Au pire de la pandémie, alors que les chaînes d’approvisionnement s’effondraient et que le coût d’un conteneur vers la Chine était multiplié par 20, Marco Villarreal y a vu une occasion à saisir.

En 2021, M. Villarreal a quitté la direction de Caterpillar Mexique et a commencé à sonder des sociétés voulant transférer leur production de la Chine au Mexique. Hisun, producteur chinois de véhicules tout-terrain, a chargé M. Villarreal d’établir une usine de 152 millions de dollars à Saltillo, un pôle industriel du nord du Mexique.

Tensions États-Unis–Chine

Selon M. Villarreal, les sociétés étrangères, surtout celles qui veulent vendre en Amérique du Nord, voient le Mexique comme une solution de rechange viable, notamment en raison des tensions commerciales entre les États-Unis et la Chine.

« Les étoiles s’alignent pour le Mexique », affirme-t-il.

Des données publiées mercredi montrent que le Mexique a supplanté la Chine comme première source d’importations des États-Unis – une première en 20 ans. Ce changement radical témoigne de l’impact des tensions croissantes entre Washington et Pékin sur les flux commerciaux.

PHOTO BRYAN DENTON, THE NEW YORK TIMES

Des entreprises de partout cherchent à délocaliser leur production de la Chine vers d’autres pays du monde. Le fabricant de vêtements Preslow, de Tizayuca, et ses employés en profitent.

Le déficit commercial des États-Unis avec la Chine a fondu en 2023 avec la chute de 20 % – à 427,2 milliards de dollars – des importations en provenance de ce pays. Les Américains se sont tournés vers le Mexique, l’Europe, la Corée du Sud, l’Inde, le Canada et le Viêtnam pour obtenir pièces automobiles, chaussures, jouets et matières premières.

Les importations en provenance du Mexique sont restées à peu près au même niveau que l’année dernière, soit 475,6 milliards.

Le déficit commercial total des États-Unis pour les biens et services (exportations moins importations) a baissé de 18,7 %. Les exportations américaines ont légèrement augmenté en 2023, malgré la force du dollar et la faiblesse de l’économie mondiale. Les importations ont baissé, car les Américains ont acheté moins de pétrole brut, de produits chimiques et de biens de consommation (téléphones, vêtements, matériel de camping, jouets, meubles, etc.).

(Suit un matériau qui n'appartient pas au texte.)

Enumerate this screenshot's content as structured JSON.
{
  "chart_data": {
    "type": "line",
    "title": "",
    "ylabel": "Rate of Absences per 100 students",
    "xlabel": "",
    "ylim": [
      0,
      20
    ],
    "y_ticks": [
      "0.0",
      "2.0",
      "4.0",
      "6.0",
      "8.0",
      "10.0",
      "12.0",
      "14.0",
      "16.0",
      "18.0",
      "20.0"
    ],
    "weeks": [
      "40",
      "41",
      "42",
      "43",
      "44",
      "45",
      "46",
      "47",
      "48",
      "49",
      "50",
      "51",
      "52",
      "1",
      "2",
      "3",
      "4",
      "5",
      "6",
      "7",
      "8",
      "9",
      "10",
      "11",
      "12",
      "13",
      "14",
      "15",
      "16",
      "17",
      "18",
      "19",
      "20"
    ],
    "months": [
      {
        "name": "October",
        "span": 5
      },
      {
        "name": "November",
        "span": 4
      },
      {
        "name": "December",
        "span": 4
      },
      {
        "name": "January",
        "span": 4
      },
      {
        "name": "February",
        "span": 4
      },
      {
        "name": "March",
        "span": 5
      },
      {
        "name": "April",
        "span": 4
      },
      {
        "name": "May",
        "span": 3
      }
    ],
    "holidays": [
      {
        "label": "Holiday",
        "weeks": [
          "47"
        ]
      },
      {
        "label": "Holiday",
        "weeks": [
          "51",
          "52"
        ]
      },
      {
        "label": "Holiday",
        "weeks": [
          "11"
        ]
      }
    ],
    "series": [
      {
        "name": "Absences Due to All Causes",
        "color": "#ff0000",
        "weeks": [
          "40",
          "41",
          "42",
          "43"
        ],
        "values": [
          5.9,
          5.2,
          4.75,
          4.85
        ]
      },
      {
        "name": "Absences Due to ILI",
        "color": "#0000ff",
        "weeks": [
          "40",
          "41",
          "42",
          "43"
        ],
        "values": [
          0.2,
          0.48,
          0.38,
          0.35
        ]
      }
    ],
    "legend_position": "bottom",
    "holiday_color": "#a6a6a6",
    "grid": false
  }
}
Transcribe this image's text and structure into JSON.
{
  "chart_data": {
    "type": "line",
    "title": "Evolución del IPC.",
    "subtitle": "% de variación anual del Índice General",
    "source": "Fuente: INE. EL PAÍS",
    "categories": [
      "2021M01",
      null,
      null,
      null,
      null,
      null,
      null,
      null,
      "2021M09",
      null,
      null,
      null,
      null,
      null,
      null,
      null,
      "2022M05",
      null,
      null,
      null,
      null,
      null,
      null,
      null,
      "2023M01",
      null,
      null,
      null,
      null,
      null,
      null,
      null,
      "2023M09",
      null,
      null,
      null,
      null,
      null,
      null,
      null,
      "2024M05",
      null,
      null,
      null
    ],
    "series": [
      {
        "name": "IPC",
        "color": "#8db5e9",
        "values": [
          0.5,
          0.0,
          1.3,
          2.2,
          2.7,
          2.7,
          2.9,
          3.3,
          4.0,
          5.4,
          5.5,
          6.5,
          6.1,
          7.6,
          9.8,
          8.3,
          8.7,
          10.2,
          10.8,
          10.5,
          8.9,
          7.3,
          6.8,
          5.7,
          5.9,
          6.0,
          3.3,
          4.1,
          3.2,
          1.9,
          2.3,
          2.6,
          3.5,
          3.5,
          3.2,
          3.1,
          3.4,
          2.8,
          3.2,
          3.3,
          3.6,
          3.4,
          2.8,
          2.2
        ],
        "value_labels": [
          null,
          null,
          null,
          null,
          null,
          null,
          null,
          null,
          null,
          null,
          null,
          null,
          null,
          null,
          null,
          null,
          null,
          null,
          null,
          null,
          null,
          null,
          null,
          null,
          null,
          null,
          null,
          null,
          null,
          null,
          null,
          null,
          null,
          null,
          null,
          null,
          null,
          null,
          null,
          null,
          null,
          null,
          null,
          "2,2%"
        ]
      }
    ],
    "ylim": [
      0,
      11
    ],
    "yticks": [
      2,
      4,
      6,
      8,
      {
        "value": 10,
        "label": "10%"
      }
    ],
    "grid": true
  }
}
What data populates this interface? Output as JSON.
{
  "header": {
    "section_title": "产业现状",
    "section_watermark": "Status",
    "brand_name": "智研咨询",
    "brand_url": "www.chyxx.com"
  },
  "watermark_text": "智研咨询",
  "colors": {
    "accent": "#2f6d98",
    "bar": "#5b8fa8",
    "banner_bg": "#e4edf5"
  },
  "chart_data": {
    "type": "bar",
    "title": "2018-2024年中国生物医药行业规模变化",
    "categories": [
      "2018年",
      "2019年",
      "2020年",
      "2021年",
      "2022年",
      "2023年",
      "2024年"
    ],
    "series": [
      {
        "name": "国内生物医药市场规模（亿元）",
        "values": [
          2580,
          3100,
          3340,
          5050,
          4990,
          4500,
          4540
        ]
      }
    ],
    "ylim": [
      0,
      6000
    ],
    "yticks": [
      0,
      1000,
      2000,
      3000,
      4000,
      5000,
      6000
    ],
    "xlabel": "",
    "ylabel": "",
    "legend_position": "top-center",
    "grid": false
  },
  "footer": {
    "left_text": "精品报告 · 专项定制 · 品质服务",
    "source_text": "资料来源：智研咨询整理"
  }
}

La baisse récente des échanges avec la Chine s’explique en partie par la fin de la pandémie. Les consommateurs américains, confinés chez eux, ont acheté ordinateurs portables, jouets, tests de dépistage, vêtements, équipement de sport et meubles fabriqués en Chine.

Même après la pandémie en 2022, les États-Unis ont continué à importer beaucoup de produits chinois : la congestion des ports américains s’est résorbée et les entreprises ont pu se réapprovisionner.

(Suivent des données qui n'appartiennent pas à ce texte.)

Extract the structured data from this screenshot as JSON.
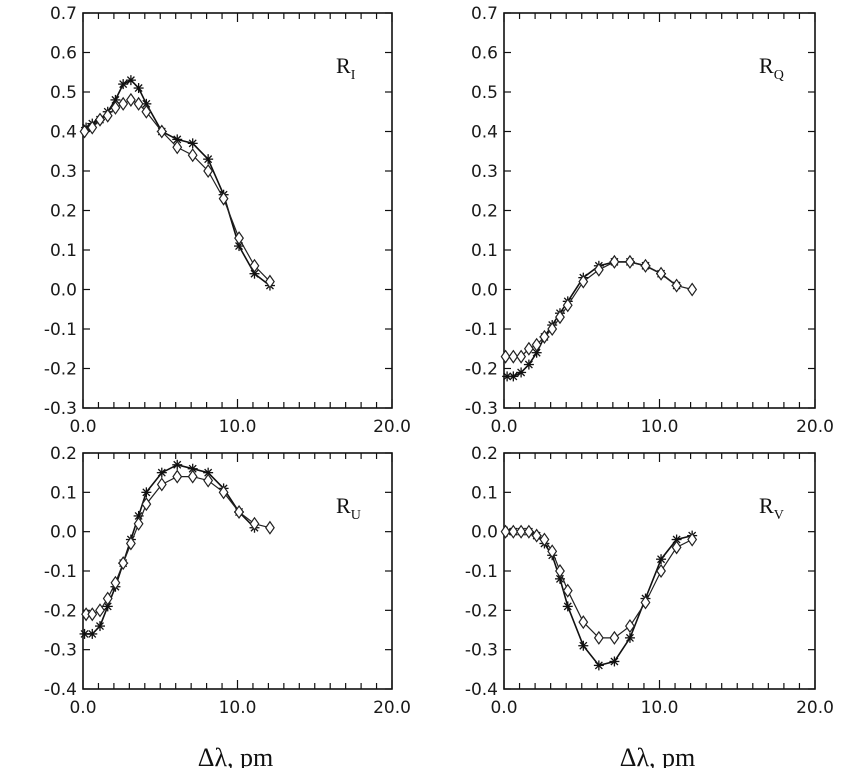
{
  "chart_data": [
    {
      "id": "RI",
      "type": "line",
      "label_main": "R",
      "label_sub": "I",
      "xlabel": "",
      "xlim": [
        0,
        20
      ],
      "ylim": [
        -0.3,
        0.7
      ],
      "xticks": [
        0,
        10,
        20
      ],
      "xtick_labels": [
        "0.0",
        "10.0",
        "20.0"
      ],
      "yticks": [
        -0.3,
        -0.2,
        -0.1,
        0,
        0.1,
        0.2,
        0.3,
        0.4,
        0.5,
        0.6,
        0.7
      ],
      "ytick_labels": [
        "-0.3",
        "-0.2",
        "-0.1",
        "0.0",
        "0.1",
        "0.2",
        "0.3",
        "0.4",
        "0.5",
        "0.6",
        "0.7"
      ],
      "series": [
        {
          "name": "asterisk",
          "marker": "star",
          "x": [
            0.2,
            0.6,
            1.1,
            1.6,
            2.1,
            2.6,
            3.1,
            3.6,
            4.1,
            5.1,
            6.1,
            7.1,
            8.1,
            9.1,
            10.1,
            11.1,
            12.1
          ],
          "y": [
            0.41,
            0.42,
            0.43,
            0.45,
            0.48,
            0.52,
            0.53,
            0.51,
            0.47,
            0.4,
            0.38,
            0.37,
            0.33,
            0.24,
            0.11,
            0.04,
            0.01
          ]
        },
        {
          "name": "diamond",
          "marker": "diamond",
          "x": [
            0.1,
            0.6,
            1.1,
            1.6,
            2.1,
            2.6,
            3.1,
            3.6,
            4.1,
            5.1,
            6.1,
            7.1,
            8.1,
            9.1,
            10.1,
            11.1,
            12.1
          ],
          "y": [
            0.4,
            0.41,
            0.43,
            0.44,
            0.46,
            0.47,
            0.48,
            0.47,
            0.45,
            0.4,
            0.36,
            0.34,
            0.3,
            0.23,
            0.13,
            0.06,
            0.02
          ]
        }
      ]
    },
    {
      "id": "RQ",
      "type": "line",
      "label_main": "R",
      "label_sub": "Q",
      "xlabel": "",
      "xlim": [
        0,
        20
      ],
      "ylim": [
        -0.3,
        0.7
      ],
      "xticks": [
        0,
        10,
        20
      ],
      "xtick_labels": [
        "0.0",
        "10.0",
        "20.0"
      ],
      "yticks": [
        -0.3,
        -0.2,
        -0.1,
        0,
        0.1,
        0.2,
        0.3,
        0.4,
        0.5,
        0.6,
        0.7
      ],
      "ytick_labels": [
        "-0.3",
        "-0.2",
        "-0.1",
        "0.0",
        "0.1",
        "0.2",
        "0.3",
        "0.4",
        "0.5",
        "0.6",
        "0.7"
      ],
      "series": [
        {
          "name": "asterisk",
          "marker": "star",
          "x": [
            0.2,
            0.6,
            1.1,
            1.6,
            2.1,
            2.6,
            3.1,
            3.6,
            4.1,
            5.1,
            6.1,
            7.1,
            8.1,
            9.1,
            10.1,
            11.1
          ],
          "y": [
            -0.22,
            -0.22,
            -0.21,
            -0.19,
            -0.16,
            -0.12,
            -0.09,
            -0.06,
            -0.03,
            0.03,
            0.06,
            0.07,
            0.07,
            0.06,
            0.04,
            0.01
          ]
        },
        {
          "name": "diamond",
          "marker": "diamond",
          "x": [
            0.1,
            0.6,
            1.1,
            1.6,
            2.1,
            2.6,
            3.1,
            3.6,
            4.1,
            5.1,
            6.1,
            7.1,
            8.1,
            9.1,
            10.1,
            11.1,
            12.1
          ],
          "y": [
            -0.17,
            -0.17,
            -0.17,
            -0.15,
            -0.14,
            -0.12,
            -0.1,
            -0.07,
            -0.04,
            0.02,
            0.05,
            0.07,
            0.07,
            0.06,
            0.04,
            0.01,
            0.0
          ]
        }
      ]
    },
    {
      "id": "RU",
      "type": "line",
      "label_main": "R",
      "label_sub": "U",
      "xlabel": "Δλ, pm",
      "xlim": [
        0,
        20
      ],
      "ylim": [
        -0.4,
        0.2
      ],
      "xticks": [
        0,
        10,
        20
      ],
      "xtick_labels": [
        "0.0",
        "10.0",
        "20.0"
      ],
      "yticks": [
        -0.4,
        -0.3,
        -0.2,
        -0.1,
        0,
        0.1,
        0.2
      ],
      "ytick_labels": [
        "-0.4",
        "-0.3",
        "-0.2",
        "-0.1",
        "0.0",
        "0.1",
        "0.2"
      ],
      "series": [
        {
          "name": "asterisk",
          "marker": "star",
          "x": [
            0.1,
            0.6,
            1.1,
            1.6,
            2.1,
            2.6,
            3.1,
            3.6,
            4.1,
            5.1,
            6.1,
            7.1,
            8.1,
            9.1,
            10.1,
            11.1
          ],
          "y": [
            -0.26,
            -0.26,
            -0.24,
            -0.19,
            -0.14,
            -0.08,
            -0.02,
            0.04,
            0.1,
            0.15,
            0.17,
            0.16,
            0.15,
            0.11,
            0.05,
            0.01
          ]
        },
        {
          "name": "diamond",
          "marker": "diamond",
          "x": [
            0.2,
            0.6,
            1.1,
            1.6,
            2.1,
            2.6,
            3.1,
            3.6,
            4.1,
            5.1,
            6.1,
            7.1,
            8.1,
            9.1,
            10.1,
            11.1,
            12.1
          ],
          "y": [
            -0.21,
            -0.21,
            -0.2,
            -0.17,
            -0.13,
            -0.08,
            -0.03,
            0.02,
            0.07,
            0.12,
            0.14,
            0.14,
            0.13,
            0.1,
            0.05,
            0.02,
            0.01
          ]
        }
      ]
    },
    {
      "id": "RV",
      "type": "line",
      "label_main": "R",
      "label_sub": "V",
      "xlabel": "Δλ, pm",
      "xlim": [
        0,
        20
      ],
      "ylim": [
        -0.4,
        0.2
      ],
      "xticks": [
        0,
        10,
        20
      ],
      "xtick_labels": [
        "0.0",
        "10.0",
        "20.0"
      ],
      "yticks": [
        -0.4,
        -0.3,
        -0.2,
        -0.1,
        0,
        0.1,
        0.2
      ],
      "ytick_labels": [
        "-0.4",
        "-0.3",
        "-0.2",
        "-0.1",
        "0.0",
        "0.1",
        "0.2"
      ],
      "series": [
        {
          "name": "asterisk",
          "marker": "star",
          "x": [
            0.2,
            0.6,
            1.1,
            1.6,
            2.1,
            2.6,
            3.1,
            3.6,
            4.1,
            5.1,
            6.1,
            7.1,
            8.1,
            9.1,
            10.1,
            11.1,
            12.1
          ],
          "y": [
            0.0,
            0.0,
            0.0,
            0.0,
            -0.01,
            -0.03,
            -0.06,
            -0.12,
            -0.19,
            -0.29,
            -0.34,
            -0.33,
            -0.27,
            -0.17,
            -0.07,
            -0.02,
            -0.01
          ]
        },
        {
          "name": "diamond",
          "marker": "diamond",
          "x": [
            0.1,
            0.6,
            1.1,
            1.6,
            2.1,
            2.6,
            3.1,
            3.6,
            4.1,
            5.1,
            6.1,
            7.1,
            8.1,
            9.1,
            10.1,
            11.1,
            12.1
          ],
          "y": [
            0.0,
            0.0,
            0.0,
            0.0,
            -0.01,
            -0.02,
            -0.05,
            -0.1,
            -0.15,
            -0.23,
            -0.27,
            -0.27,
            -0.24,
            -0.18,
            -0.1,
            -0.04,
            -0.02
          ]
        }
      ]
    }
  ]
}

Le monde a dû se priver de produits chinois en 2021, alors il s’en est gavé en 2022. Depuis, c’est le retour à la normale.

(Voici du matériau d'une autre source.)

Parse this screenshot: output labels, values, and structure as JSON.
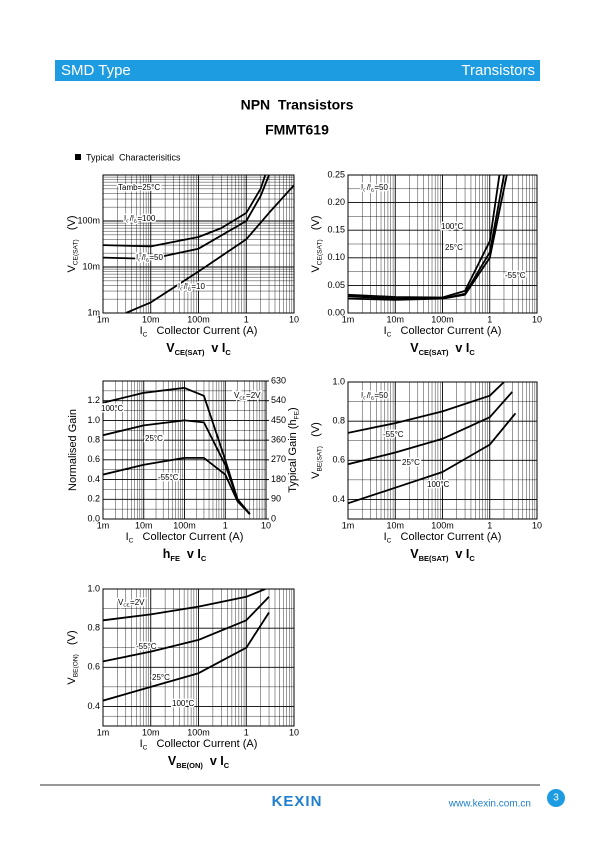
{
  "header": {
    "left": "SMD Type",
    "right": "Transistors"
  },
  "title": "NPN  Transistors",
  "part": "FMMT619",
  "section": "Typical  Characterisitics",
  "chart_data": [
    {
      "type": "line",
      "xlog": true,
      "ylog": true,
      "grid": true,
      "minor_grid": true,
      "xlim": [
        0.001,
        10
      ],
      "xticks": [
        {
          "value": 0.001,
          "label": "1m"
        },
        {
          "value": 0.01,
          "label": "10m"
        },
        {
          "value": 0.1,
          "label": "100m"
        },
        1,
        10
      ],
      "ylim": [
        0.001,
        1
      ],
      "yticks": [
        {
          "value": 0.001,
          "label": "1m"
        },
        {
          "value": 0.01,
          "label": "10m"
        },
        {
          "value": 0.1,
          "label": "100m"
        }
      ],
      "xlabel": [
        "I",
        "C",
        "   Collector Current (A)"
      ],
      "ylabel": [
        "V",
        "CE(SAT)",
        "   (V)"
      ],
      "caption": [
        "V",
        "CE(SAT)",
        "  v I",
        "C"
      ],
      "annotations": [
        [
          "Tamb=25°C"
        ]
      ],
      "series": [
        {
          "name": [
            "I",
            "C",
            "/I",
            "B",
            "=100"
          ],
          "color": "#000000",
          "x": [
            0.001,
            0.01,
            0.1,
            0.3,
            1,
            2,
            2.5
          ],
          "values": [
            0.03,
            0.028,
            0.045,
            0.07,
            0.15,
            0.5,
            1
          ]
        },
        {
          "name": [
            "I",
            "C",
            "/I",
            "B",
            "=50"
          ],
          "color": "#000000",
          "x": [
            0.001,
            0.01,
            0.1,
            1,
            2,
            3
          ],
          "values": [
            0.016,
            0.015,
            0.025,
            0.1,
            0.35,
            1
          ]
        },
        {
          "name": [
            "I",
            "C",
            "/I",
            "B",
            "=10"
          ],
          "color": "#000000",
          "x": [
            0.003,
            0.01,
            0.1,
            1,
            3,
            10
          ],
          "values": [
            0.001,
            0.0017,
            0.008,
            0.04,
            0.15,
            0.6
          ]
        }
      ]
    },
    {
      "type": "line",
      "xlog": true,
      "ylog": false,
      "grid": true,
      "minor_grid": true,
      "xlim": [
        0.001,
        10
      ],
      "xticks": [
        {
          "value": 0.001,
          "label": "1m"
        },
        {
          "value": 0.01,
          "label": "10m"
        },
        {
          "value": 0.1,
          "label": "100m"
        },
        1,
        10
      ],
      "ylim": [
        0,
        0.25
      ],
      "yticks": [
        {
          "value": 0,
          "label": "0.00"
        },
        0.05,
        {
          "value": 0.1,
          "label": "0.10"
        },
        0.15,
        {
          "value": 0.2,
          "label": "0.20"
        },
        0.25
      ],
      "xlabel": [
        "I",
        "C",
        "   Collector Current (A)"
      ],
      "ylabel": [
        "V",
        "CE(SAT)",
        "   (V)"
      ],
      "caption": [
        "V",
        "CE(SAT)",
        "  v I",
        "C"
      ],
      "annotations": [
        [
          "I",
          "C",
          "/I",
          "B",
          "=50"
        ]
      ],
      "series": [
        {
          "name": "100°C",
          "color": "#000000",
          "x": [
            0.001,
            0.01,
            0.1,
            0.3,
            1,
            1.6
          ],
          "values": [
            0.033,
            0.029,
            0.028,
            0.04,
            0.13,
            0.25
          ]
        },
        {
          "name": "25°C",
          "color": "#000000",
          "x": [
            0.001,
            0.01,
            0.1,
            0.3,
            1,
            2
          ],
          "values": [
            0.03,
            0.026,
            0.026,
            0.035,
            0.11,
            0.25
          ]
        },
        {
          "name": "-55°C",
          "color": "#000000",
          "x": [
            0.001,
            0.01,
            0.1,
            0.3,
            1,
            2.3
          ],
          "values": [
            0.026,
            0.024,
            0.026,
            0.033,
            0.1,
            0.25
          ]
        }
      ]
    },
    {
      "type": "line",
      "xlog": true,
      "ylog": false,
      "grid": true,
      "minor_grid": true,
      "xlim": [
        0.001,
        10
      ],
      "xticks": [
        {
          "value": 0.001,
          "label": "1m"
        },
        {
          "value": 0.01,
          "label": "10m"
        },
        {
          "value": 0.1,
          "label": "100m"
        },
        1,
        10
      ],
      "ylim": [
        0,
        1.4
      ],
      "yticks": [
        {
          "value": 0,
          "label": "0.0"
        },
        0.2,
        0.4,
        0.6,
        0.8,
        {
          "value": 1,
          "label": "1.0"
        },
        1.2
      ],
      "y2lim": [
        0,
        630
      ],
      "y2ticks": [
        0,
        90,
        180,
        270,
        360,
        450,
        540,
        630
      ],
      "xlabel": [
        "I",
        "C",
        "   Collector Current (A)"
      ],
      "ylabel": "Normalised Gain",
      "y2label": [
        "Typical Gain (h",
        "FE",
        ")"
      ],
      "caption": [
        "h",
        "FE",
        "  v I",
        "C"
      ],
      "annotations": [
        [
          "V",
          "CE",
          "=2V"
        ]
      ],
      "series": [
        {
          "name": "100°C",
          "color": "#000000",
          "x": [
            0.001,
            0.01,
            0.1,
            0.3,
            1,
            2,
            4
          ],
          "values": [
            1.18,
            1.28,
            1.33,
            1.25,
            0.6,
            0.2,
            0.05
          ]
        },
        {
          "name": "25°C",
          "color": "#000000",
          "x": [
            0.001,
            0.01,
            0.1,
            0.3,
            1,
            2,
            4
          ],
          "values": [
            0.85,
            0.95,
            1.0,
            0.98,
            0.55,
            0.2,
            0.05
          ]
        },
        {
          "name": "-55°C",
          "color": "#000000",
          "x": [
            0.001,
            0.01,
            0.1,
            0.3,
            1,
            2,
            4
          ],
          "values": [
            0.45,
            0.55,
            0.62,
            0.62,
            0.45,
            0.18,
            0.05
          ]
        }
      ]
    },
    {
      "type": "line",
      "xlog": true,
      "ylog": false,
      "grid": true,
      "minor_grid": true,
      "xlim": [
        0.001,
        10
      ],
      "xticks": [
        {
          "value": 0.001,
          "label": "1m"
        },
        {
          "value": 0.01,
          "label": "10m"
        },
        {
          "value": 0.1,
          "label": "100m"
        },
        1,
        10
      ],
      "ylim": [
        0.3,
        1.0
      ],
      "yticks": [
        0.4,
        0.6,
        0.8,
        {
          "value": 1,
          "label": "1.0"
        }
      ],
      "xlabel": [
        "I",
        "C",
        "   Collector Current (A)"
      ],
      "ylabel": [
        "V",
        "BE(SAT)",
        "   (V)"
      ],
      "caption": [
        "V",
        "BE(SAT)",
        "  v I",
        "C"
      ],
      "annotations": [
        [
          "I",
          "C",
          "/I",
          "B",
          "=50"
        ]
      ],
      "series": [
        {
          "name": "-55°C",
          "color": "#000000",
          "x": [
            0.001,
            0.01,
            0.1,
            1,
            2
          ],
          "values": [
            0.74,
            0.79,
            0.85,
            0.93,
            1.0
          ]
        },
        {
          "name": "25°C",
          "color": "#000000",
          "x": [
            0.001,
            0.01,
            0.1,
            1,
            3
          ],
          "values": [
            0.58,
            0.64,
            0.71,
            0.82,
            0.95
          ]
        },
        {
          "name": "100°C",
          "color": "#000000",
          "x": [
            0.001,
            0.01,
            0.1,
            1,
            3.5
          ],
          "values": [
            0.38,
            0.46,
            0.54,
            0.68,
            0.84
          ]
        }
      ]
    },
    {
      "type": "line",
      "xlog": true,
      "ylog": false,
      "grid": true,
      "minor_grid": true,
      "xlim": [
        0.001,
        10
      ],
      "xticks": [
        {
          "value": 0.001,
          "label": "1m"
        },
        {
          "value": 0.01,
          "label": "10m"
        },
        {
          "value": 0.1,
          "label": "100m"
        },
        1,
        10
      ],
      "ylim": [
        0.3,
        1.0
      ],
      "yticks": [
        0.4,
        0.6,
        0.8,
        {
          "value": 1,
          "label": "1.0"
        }
      ],
      "xlabel": [
        "I",
        "C",
        "   Collector Current (A)"
      ],
      "ylabel": [
        "V",
        "BE(ON)",
        "   (V)"
      ],
      "caption": [
        "V",
        "BE(ON)",
        "  v I",
        "C"
      ],
      "annotations": [
        [
          "V",
          "CE",
          "=2V"
        ]
      ],
      "series": [
        {
          "name": "-55°C",
          "color": "#000000",
          "x": [
            0.001,
            0.01,
            0.1,
            1,
            2.5
          ],
          "values": [
            0.84,
            0.87,
            0.91,
            0.96,
            1.0
          ]
        },
        {
          "name": "25°C",
          "color": "#000000",
          "x": [
            0.001,
            0.01,
            0.1,
            1,
            3
          ],
          "values": [
            0.63,
            0.68,
            0.74,
            0.84,
            0.96
          ]
        },
        {
          "name": "100°C",
          "color": "#000000",
          "x": [
            0.001,
            0.01,
            0.1,
            1,
            3
          ],
          "values": [
            0.43,
            0.5,
            0.57,
            0.7,
            0.88
          ]
        }
      ]
    }
  ],
  "footer": {
    "brand": "KEXIN",
    "url": "www.kexin.com.cn",
    "page": "3"
  }
}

Brad Setser, économiste et chargé de recherche au Council on Foreign Relations

Mais au-delà de l’exception pandémique des dernières années, on distingue dans les données commerciales des signes clairs que des années de tensions ont considérablement miné la relation commerciale des États-Unis avec la Chine.

En 2023, malgré une décennie de croissance de l’économie américaine, les importations en provenance de la Chine étaient à peu près au même niveau qu’il y a 10 ans. Les importations américaines en provenance du reste du monde sont en hausse.

Deux économies qui se découplent

« Il y a découplage, ce qui pèse lourdement sur les flux commerciaux », constate Mark Zandi, économiste en chef de Moody’s Analytics.

Selon les économistes, la baisse relative des échanges avec la Chine est clairement liée aux tarifs imposés par l’administration Trump, puis maintenus par l’administration Biden.

PHOTO BRYAN DENTON, THE NEW YORK TIMES

Une couturière à l’atelier Lazzar Uniforms à Guadalajara, au Mexique. Les risques géopolitiques poussent les entreprises à regarder ailleurs, surtout vers des pays à bas coûts ayant des relations commerciales stables avec les États-Unis, comme le Mexique.

Les travaux de Caroline Freund, doyenne de l’École de politique et de stratégie mondiales de l’Université de Californie à San Diego, ont montré que les échanges avec la Chine pour les produits soumis à des tarifs élevés (tournevis, détecteurs de fumée, etc.) avaient baissé, mais que le commerce des produits libres de tarifs (sèche-cheveux, micro-ondes, etc.) a continué de croître.

Selon Ralph Ossa, économiste en chef de l’Organisation mondiale du commerce, le commerce entre les États-Unis et la Chine ne s’est pas effondré, mais il a progressé environ 30 % plus lentement que le commerce entre ces pays et le reste du monde.

Invasion de l’Ukraine par la Russie

La baisse récente du commerce entre les États-Unis et la Chine s’est faite en deux temps, dit M. Ossa. D’abord lors de l’escalade des tensions commerciales en 2018. Puis quand la Russie a envahi l’Ukraine, ce qui a incité les États-Unis et leurs alliés à imposer des sanctions strictes et à remanier davantage les relations commerciales mondiales.

« Il y a eu une période où la géopolitique influait peu sur le commerce, mais à mesure que l’incertitude augmente dans le monde, on voit le commerce devenir plus sensible à ces positions », note Stela Rubinova, économiste à l’Organisation mondiale du commerce.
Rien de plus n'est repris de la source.